Now we use our trained model to make predictions on the unseen test data (`X_test`). We then compare these predictions to the true answers (`y_test`) to calculate our model's accuracy.

In [22]:
from sklearn.metrics import accuracy_score

In [23]:
predictions = model.predict(X_test)

In [24]:
accuracy = accuracy_score(y_test, predictions)

In [25]:
print(f"Model Accuracy: {accuracy * 100:.2f}%")

Model Accuracy: 62.67%


### 5. Conclusion

Our initial baseline model achieved an accuracy of **62.67%**.

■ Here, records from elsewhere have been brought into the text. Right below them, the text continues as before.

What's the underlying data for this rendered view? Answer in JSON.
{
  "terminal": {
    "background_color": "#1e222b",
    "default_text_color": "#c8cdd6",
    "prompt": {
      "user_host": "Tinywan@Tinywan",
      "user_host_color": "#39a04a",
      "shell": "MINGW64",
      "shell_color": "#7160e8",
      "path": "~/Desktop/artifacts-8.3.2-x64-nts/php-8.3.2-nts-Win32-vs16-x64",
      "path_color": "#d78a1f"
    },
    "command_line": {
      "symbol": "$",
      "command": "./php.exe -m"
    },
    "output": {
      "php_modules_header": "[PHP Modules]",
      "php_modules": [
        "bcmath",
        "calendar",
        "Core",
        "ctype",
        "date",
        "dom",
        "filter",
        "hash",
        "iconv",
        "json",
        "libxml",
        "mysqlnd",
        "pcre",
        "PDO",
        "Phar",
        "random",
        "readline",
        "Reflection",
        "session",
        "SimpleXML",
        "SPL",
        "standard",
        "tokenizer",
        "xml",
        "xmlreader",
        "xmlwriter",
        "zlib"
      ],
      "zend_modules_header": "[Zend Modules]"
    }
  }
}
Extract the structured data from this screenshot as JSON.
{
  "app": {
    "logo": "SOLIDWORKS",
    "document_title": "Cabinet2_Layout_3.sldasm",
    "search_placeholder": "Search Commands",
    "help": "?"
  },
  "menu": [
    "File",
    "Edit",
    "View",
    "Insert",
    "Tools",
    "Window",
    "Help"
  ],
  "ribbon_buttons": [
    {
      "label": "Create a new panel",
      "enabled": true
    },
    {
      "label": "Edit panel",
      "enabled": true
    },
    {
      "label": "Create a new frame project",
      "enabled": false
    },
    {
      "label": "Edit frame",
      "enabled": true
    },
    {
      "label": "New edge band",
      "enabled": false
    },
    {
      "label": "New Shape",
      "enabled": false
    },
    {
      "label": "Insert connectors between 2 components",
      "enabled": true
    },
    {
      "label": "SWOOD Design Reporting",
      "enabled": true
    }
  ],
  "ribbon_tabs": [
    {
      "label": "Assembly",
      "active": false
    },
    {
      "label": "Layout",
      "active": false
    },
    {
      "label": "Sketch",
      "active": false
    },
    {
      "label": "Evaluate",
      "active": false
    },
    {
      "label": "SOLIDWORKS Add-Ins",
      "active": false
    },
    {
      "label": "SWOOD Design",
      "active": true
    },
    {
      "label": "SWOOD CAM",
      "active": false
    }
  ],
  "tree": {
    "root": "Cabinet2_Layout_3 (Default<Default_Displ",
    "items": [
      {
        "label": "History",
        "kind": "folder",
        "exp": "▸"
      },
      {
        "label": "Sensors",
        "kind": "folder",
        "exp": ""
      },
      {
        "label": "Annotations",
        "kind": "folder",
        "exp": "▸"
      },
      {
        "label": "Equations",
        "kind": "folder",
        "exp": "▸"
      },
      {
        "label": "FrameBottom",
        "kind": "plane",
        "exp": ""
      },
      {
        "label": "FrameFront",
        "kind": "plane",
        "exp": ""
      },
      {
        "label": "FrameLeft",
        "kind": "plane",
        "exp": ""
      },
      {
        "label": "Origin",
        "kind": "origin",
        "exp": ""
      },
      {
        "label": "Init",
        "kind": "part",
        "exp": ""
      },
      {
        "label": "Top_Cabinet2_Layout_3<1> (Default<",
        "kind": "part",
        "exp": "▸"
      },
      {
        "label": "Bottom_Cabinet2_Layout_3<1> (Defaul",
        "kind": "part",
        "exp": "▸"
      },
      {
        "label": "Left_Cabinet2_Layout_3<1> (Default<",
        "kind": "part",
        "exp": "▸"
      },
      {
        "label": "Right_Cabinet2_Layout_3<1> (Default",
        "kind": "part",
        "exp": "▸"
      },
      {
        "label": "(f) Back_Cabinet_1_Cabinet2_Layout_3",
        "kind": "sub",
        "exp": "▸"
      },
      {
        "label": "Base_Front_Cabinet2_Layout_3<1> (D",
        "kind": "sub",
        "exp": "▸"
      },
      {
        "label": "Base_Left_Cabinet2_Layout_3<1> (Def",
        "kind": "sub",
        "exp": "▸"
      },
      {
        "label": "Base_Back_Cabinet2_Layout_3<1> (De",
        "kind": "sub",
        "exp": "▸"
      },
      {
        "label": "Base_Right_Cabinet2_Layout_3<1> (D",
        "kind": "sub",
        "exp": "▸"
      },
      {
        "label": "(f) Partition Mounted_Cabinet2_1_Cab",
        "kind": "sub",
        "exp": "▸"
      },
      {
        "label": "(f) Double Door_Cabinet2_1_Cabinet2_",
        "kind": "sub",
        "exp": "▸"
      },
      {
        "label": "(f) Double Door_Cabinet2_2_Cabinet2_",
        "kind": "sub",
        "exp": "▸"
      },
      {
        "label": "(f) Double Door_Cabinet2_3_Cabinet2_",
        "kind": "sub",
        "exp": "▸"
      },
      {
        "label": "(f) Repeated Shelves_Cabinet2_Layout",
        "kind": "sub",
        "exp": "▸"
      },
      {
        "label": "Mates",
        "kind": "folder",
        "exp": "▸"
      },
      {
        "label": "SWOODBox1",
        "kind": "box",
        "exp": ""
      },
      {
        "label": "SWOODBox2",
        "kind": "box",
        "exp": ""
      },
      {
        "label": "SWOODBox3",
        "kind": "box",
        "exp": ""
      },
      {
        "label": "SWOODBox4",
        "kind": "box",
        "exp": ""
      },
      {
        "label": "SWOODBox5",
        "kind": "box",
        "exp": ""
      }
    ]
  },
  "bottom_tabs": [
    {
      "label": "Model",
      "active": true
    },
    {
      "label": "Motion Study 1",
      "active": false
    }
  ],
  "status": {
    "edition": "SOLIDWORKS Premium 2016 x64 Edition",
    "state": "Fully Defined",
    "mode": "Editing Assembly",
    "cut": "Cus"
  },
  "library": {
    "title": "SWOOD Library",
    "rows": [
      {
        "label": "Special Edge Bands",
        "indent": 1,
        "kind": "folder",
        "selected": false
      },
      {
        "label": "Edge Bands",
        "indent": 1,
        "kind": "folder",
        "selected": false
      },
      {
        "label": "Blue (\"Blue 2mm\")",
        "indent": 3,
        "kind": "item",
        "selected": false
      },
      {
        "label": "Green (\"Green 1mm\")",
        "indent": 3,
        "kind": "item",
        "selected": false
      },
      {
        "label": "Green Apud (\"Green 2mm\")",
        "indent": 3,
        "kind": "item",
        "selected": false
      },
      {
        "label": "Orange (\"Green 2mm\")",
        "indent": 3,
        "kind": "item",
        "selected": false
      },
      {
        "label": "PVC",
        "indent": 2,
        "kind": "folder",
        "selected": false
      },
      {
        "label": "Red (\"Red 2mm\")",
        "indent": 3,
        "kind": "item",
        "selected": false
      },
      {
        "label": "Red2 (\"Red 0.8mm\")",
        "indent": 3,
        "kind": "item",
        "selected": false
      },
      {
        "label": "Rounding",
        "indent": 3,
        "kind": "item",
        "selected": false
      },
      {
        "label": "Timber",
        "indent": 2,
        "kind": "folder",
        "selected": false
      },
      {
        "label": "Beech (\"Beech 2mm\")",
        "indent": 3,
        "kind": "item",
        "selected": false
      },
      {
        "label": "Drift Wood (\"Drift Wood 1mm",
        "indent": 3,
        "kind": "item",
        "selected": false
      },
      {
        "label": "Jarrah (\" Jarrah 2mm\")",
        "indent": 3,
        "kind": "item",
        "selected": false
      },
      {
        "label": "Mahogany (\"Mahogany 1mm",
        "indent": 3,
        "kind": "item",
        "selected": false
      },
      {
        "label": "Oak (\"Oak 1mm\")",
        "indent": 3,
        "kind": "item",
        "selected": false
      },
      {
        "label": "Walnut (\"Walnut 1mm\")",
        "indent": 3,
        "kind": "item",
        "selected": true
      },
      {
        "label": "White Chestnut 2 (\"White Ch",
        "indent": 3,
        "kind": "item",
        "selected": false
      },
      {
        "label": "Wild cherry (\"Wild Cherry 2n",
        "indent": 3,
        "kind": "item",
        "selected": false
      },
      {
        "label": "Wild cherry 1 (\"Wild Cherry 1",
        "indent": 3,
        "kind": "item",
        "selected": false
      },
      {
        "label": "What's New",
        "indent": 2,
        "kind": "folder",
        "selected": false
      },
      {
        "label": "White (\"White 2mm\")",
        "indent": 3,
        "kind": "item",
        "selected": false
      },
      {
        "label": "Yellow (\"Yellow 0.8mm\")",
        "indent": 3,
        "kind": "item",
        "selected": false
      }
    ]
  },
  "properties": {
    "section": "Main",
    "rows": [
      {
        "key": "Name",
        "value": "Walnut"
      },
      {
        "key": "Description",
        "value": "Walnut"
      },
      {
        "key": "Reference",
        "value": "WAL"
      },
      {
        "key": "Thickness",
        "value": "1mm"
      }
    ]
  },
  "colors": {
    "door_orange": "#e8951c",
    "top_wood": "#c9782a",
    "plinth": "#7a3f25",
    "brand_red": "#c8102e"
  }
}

This result is significantly better than a random 50/50 guess, which proves that there is a real, learnable pattern in the data. It confirms that a character's physical stats have some predictive power in determining their alignment.

This provides a strong foundation for future improvements, such as adding more features or experimenting with more powerful models.